A shock government report leaked to journalists suggests that goldfish, mainly the ones kept in glass bowls on old people's sideboards or TV sets, actually do get bored.
An exhaustive study has revealed that goldfish kept in cramped spaces, such as goldfish bowls, get bored and frustrated to the point of sheer madness.
The report stemmed from a 2009 incident when a goldfish was removed from a home by Social Services for its own protection.
Goldfish, kept in such conditions are said to be 'starved' intellectually, socially, and physically - or in layman's terms, bored. It was found that, by attaching electronic sensors to goldfish in bowls, that they rapidly become disinterested in their surroundings, behave in an erratic manner, and feel generally suicidal, although suicide is said to difficult for a goldfish to achieve. If not almost impossible. It was recorded by some scientists that a percentage of goldfish confined to bowls actually attempt suicide by swimming really quickly and banging their heads on the glass walls, but it's a slow and painful death, because space restrictions serve to hamper any meaningful acceleration, so they tend to thump the glass without sufficient force to sustain serious injury. Merely getting headache, which only adds to their woes.

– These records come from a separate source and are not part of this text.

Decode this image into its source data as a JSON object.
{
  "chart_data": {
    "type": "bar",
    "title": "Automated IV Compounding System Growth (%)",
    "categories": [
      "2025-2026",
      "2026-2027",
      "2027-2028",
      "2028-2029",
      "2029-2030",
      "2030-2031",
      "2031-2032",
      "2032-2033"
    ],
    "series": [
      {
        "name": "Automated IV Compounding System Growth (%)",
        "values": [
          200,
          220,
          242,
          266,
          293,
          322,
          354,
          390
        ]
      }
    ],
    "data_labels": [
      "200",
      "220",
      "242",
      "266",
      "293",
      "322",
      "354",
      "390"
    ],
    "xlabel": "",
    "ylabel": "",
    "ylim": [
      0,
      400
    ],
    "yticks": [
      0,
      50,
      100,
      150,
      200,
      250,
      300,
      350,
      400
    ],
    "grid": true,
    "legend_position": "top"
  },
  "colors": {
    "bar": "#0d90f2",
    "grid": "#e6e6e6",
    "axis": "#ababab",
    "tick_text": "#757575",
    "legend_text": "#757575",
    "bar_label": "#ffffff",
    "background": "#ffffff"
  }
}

The Department of Agriculture and Fisheries recommended that old people shouldn't really keep goldfish at all, because there are no discernible benefits for either the fish, or their keepers.
They also confirmed that it's a complete waste of time talking to goldfish, because even if they could hear what a person was saying to them, they wouldn't understand a word of it.
The keeping of budgerigars was also slammed by the RSPB.
"When a budgie jumps about in his cage, pecking his mirror, bounces up and down the little ladder to his perch, and batters the hell out of the little bell, it isn't because he's happy. It's because he's seriously pissed off," a budgerigar expert told reporters.
It seems that old people are more sadistic than most people give them credit for. It's probably something to do with the war.